I've found that the traditional corn muffin, similar to its popular counterpart, the biscuit, just isn't as sweet as I assumed it would be down in the land of sugared-teas and Mint Juleps. Martha White, a popular brand that puts out self rising (white!) corn and regular flours comes complete with recipes stamped on the back of the five-pound bags. Neither one calls for sugar; neither one tastes that great. The recipes are touted as "traditional" meaning all you need to add is 1) a fat: shortening, oil, or lard; to either 2) milk or buttermilk; and 3) mix in the flour. (If you are making the cornbread, you also add an egg.)

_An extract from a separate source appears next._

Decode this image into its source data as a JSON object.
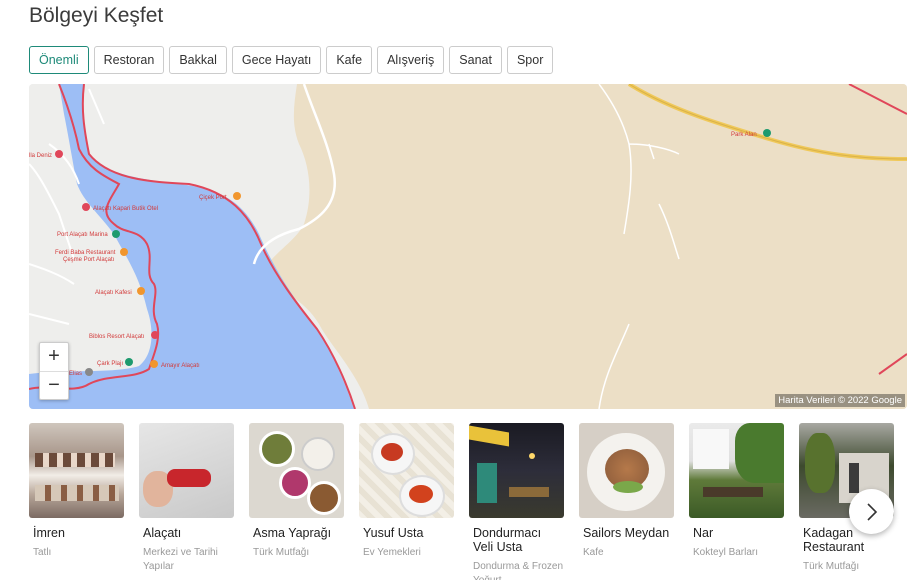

I have accumulated hundreds of recipes, and in the past month (to the chagrin of my neighbors and the joy of the local avian population) I've mixed, baked, and slaved over more than I can count. Augmenting in place of my satisfaction is both my waistline and my electricity bill (from the oven being at a constant 350 degrees). My coworkers have seen me eat more corn muffins than (as my mother would say) Carter's got pills.
In preparation for the next experimental batch, I munch on corn muffins all day. For snacks and lunch, and in the times between snacks and lunch: I can't start on a new recipe until the current one has been completely finished. I try to pawn off the ones that I think are somewhat edible and fit for consumption on my neighbors, but they don't have the discipline that I do. They can only handle so many muffins in any given week.
Out running my daily errands after work, I'll drop easily into conversation with unsuspecting passersby, and before too long I will have asked an otherwise perfect stranger if, by chance, they happen to have a good corn muffin recipe? I harbor a secret hope that maybe, one day, I'll run into a disgruntled descendant of 1930's housewife and Jiffy inventor Mabel Holmes who perhaps has been shutout of the still-thriving family business, and they'll hand me over the recipe just for spite. It's a small world. Stranger things have happened.
Instead, I'm usually greeted with an enthusiastic "Yes!" and as I hurriedly get out my pen and paper, desperately trying not to miss a word, my shoulders slump, defeated, as I hear them begin to say, "You take one box of Jiffy Corn Muffin Mix, and add..."
And thus Jiffy continues to successfully cross socio-economic, racial, and political boundaries, defy brand loyalty, and demand an idolatry all its own...leaving me holding the box.